The part I hated the most about not being in India, was being a part of this group of "virtual citizens". It was a group of people with a lot of concern for India and India's development, expressing it constantly on social networking websites. We witnessed a lot of  "middle class" revolutions in the past five years, the most prominent was the agitation against corruption led by Anna Hazare (calculated and controlled by Arvind Kejriwal). As this revolution degenerated into the chaotic Aam Aadmi Party, it left me wondering if this chaos truly represents the confused supporters of the movement, all the Facebook tigers, spread into different corners of the world and trying to be passionately Indian.

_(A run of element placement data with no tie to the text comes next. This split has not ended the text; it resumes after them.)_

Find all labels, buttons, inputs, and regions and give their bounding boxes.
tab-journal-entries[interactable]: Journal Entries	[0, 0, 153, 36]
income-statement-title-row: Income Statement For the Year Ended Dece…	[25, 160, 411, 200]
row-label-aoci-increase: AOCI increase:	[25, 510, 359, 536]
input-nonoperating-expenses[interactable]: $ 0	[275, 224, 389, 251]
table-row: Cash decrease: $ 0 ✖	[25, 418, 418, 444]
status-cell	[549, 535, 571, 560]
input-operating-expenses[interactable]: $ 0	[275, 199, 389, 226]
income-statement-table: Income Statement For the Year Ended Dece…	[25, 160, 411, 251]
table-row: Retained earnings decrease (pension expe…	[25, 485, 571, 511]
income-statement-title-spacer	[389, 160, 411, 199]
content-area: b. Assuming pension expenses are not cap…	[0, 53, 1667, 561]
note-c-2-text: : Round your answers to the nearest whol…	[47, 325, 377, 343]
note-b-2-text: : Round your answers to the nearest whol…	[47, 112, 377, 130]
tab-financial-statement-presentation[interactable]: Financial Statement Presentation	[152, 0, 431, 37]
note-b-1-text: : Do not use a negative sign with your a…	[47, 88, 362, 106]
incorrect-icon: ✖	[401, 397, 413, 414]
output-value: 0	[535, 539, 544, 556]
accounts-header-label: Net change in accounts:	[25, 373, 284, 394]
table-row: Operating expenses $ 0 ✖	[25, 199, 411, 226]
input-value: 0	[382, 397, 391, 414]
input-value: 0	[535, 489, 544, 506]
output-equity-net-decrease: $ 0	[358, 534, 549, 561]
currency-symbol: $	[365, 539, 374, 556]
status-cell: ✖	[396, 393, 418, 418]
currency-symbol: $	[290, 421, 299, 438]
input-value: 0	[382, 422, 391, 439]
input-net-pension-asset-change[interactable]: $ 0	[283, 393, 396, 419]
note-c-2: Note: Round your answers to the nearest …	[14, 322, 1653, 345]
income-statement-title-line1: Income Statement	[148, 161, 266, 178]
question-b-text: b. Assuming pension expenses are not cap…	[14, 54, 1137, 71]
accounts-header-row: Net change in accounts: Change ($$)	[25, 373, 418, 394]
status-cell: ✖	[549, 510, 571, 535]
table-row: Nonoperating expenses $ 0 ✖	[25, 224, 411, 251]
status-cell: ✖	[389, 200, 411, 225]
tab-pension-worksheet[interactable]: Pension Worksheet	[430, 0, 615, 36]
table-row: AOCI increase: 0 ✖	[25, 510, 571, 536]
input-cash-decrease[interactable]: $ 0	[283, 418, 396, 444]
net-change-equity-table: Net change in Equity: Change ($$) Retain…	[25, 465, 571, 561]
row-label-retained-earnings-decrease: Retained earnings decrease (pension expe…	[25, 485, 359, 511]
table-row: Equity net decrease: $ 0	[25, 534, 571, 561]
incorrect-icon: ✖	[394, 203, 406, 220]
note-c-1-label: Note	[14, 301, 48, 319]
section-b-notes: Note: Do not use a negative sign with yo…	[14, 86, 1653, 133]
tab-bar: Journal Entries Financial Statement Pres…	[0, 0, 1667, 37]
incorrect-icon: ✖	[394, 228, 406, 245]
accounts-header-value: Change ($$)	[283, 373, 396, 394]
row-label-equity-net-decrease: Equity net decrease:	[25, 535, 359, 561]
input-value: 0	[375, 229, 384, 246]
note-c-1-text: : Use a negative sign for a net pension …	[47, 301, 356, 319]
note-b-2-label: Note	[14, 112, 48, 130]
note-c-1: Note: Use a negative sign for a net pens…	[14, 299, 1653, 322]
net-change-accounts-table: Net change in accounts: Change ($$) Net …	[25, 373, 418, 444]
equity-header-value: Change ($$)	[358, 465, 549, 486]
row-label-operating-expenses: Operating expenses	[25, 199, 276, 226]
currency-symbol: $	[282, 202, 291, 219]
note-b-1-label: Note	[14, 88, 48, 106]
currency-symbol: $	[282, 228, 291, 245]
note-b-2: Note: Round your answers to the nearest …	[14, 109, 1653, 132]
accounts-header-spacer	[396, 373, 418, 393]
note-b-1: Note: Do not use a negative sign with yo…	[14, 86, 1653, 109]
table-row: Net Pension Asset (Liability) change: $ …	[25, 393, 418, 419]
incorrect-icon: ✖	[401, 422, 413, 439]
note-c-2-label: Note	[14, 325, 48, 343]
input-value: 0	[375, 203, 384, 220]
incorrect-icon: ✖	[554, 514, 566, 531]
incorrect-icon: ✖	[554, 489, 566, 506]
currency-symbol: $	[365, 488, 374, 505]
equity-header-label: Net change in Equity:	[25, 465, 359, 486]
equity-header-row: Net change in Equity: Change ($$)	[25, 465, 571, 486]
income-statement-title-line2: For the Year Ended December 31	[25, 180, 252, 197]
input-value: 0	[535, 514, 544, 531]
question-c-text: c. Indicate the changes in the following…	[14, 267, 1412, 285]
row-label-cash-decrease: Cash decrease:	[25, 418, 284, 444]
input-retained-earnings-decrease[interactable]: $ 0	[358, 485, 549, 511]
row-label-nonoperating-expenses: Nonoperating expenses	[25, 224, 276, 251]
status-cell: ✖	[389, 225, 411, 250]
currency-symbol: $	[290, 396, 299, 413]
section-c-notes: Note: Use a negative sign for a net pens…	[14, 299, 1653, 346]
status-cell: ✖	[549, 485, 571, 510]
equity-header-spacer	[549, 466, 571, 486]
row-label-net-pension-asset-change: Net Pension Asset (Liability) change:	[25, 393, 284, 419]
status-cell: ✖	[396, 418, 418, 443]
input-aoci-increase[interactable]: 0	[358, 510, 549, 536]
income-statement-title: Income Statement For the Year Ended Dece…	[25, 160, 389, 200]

They are the kind of people we really do need back home.
They read a lot. So they have a lot to say in an argument. They instigate debates by posting their political opinion online and then spend a lot of their productive work time in replying to the comments. It is as if they know their country better than people who queue up to exercise their right to vote. And even if close to a billion people bring a leader into power, somehow it is not the right choice, because they didn't make it. They are outraged that the governments that they want to see in power are never elected by the nation. Sometimes, when they actually agree with the ballot, they spend a lot of time justifying the outcome to their opponents. But all of them, however well read and  well established they are, are still virtual citizens who do not vote. I wrote a similar post during my "NRI days". I have done all of this. Towards the end of my stay, I was left with a debilitating sense of hopelessness. Trapped in an eddy of labels and name calling -- radical Hindu, pseudo-liberal, pseudo-secular, communal, left-leaning, newspaper bias, cronyism, nepotism and many others.

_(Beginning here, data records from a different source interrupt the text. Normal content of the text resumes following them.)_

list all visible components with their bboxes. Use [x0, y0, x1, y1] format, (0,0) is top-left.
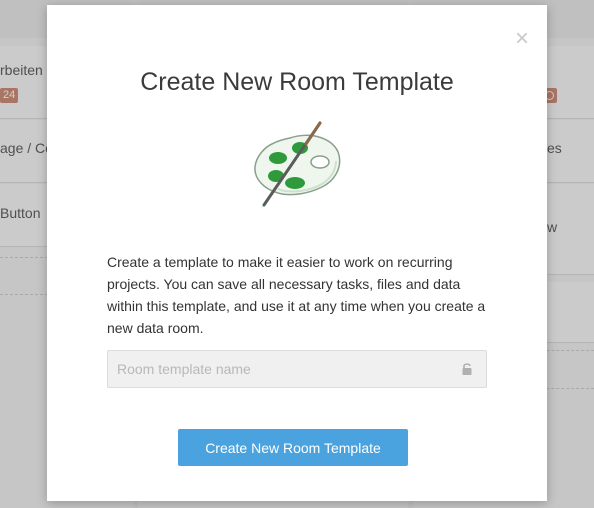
dialog-title: Create New Room Template	[140, 67, 454, 96]
lock-icon	[462, 363, 472, 375]
create-template-button[interactable]: Create New Room Template	[178, 429, 408, 466]
palette-brush-icon	[254, 121, 341, 208]
template-name-field[interactable]	[107, 350, 487, 388]
template-name-input[interactable]	[108, 351, 457, 387]
dialog-description: Create a template to make it easier to w…	[107, 254, 486, 336]
close-icon[interactable]: ×	[515, 27, 529, 51]
create-room-template-dialog: × Create New Room Template Create a temp…	[47, 5, 547, 501]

Although voting in Loksabha elections 2014 did give me a sense of purpose and usefulness, I have come to realize a much harsher reality. That virtual citizens, with their extremely loud media presence, are still a fractional minority in this giant exercise of voting in a new Prime Minister. The overwhelming majority still, are the people who are voting for concrete roads, water & electricity. Women voting to stop their daily hikes to get clean water for their family, and people who are eager to get out of debt and poverty. We are still not done solving farmers' problems, we are still not finished with the exploitation of the poor by money lenders. We still struggle with educating girls and providing them with better (and safe) sanitation, provided they make it into this world dodging the illegal use of ultrasounds. 

I realized how out-of-place and uprooted I was when I followed the 2012 presidential elections in the United States. I read every single Op-ed written on Romney and Obama. I watched the debates like I used to watch tennis grand slams. I understood what America was seeking as a nation. Healthcare, women's issues, budget crises and all of that! But I couldn't even play a tiny role in choosing the leader of the country of my residence. Then I realized that I am equally well informed about Indian politics, but I haven't really been a "practicing" Indian citizen for more than five years.

I don't really support Modi. I have never agreed with the BJP ideology. But when I see non-resident academics writing "open letters" to convey their apprehension over a Modi victory, it angers me. So does a country like the United States being "concerned" about the rise of a "communal" leader. I think the "War on Terror" was more communal than anything India has ever witnessed. Such condescension comes with an assumption that belonging to a developed country or having high academic credentials gives you a better judgement. But the most important quality you need, to choose your leader, is not intelligence. It is the act of being a present citizen. And if a Modi government comes to power, it would be a result of a billion present citizens queuing up to cast their votes. And in this system, being there is more useful (and respectable) than having a lot to say, from far away.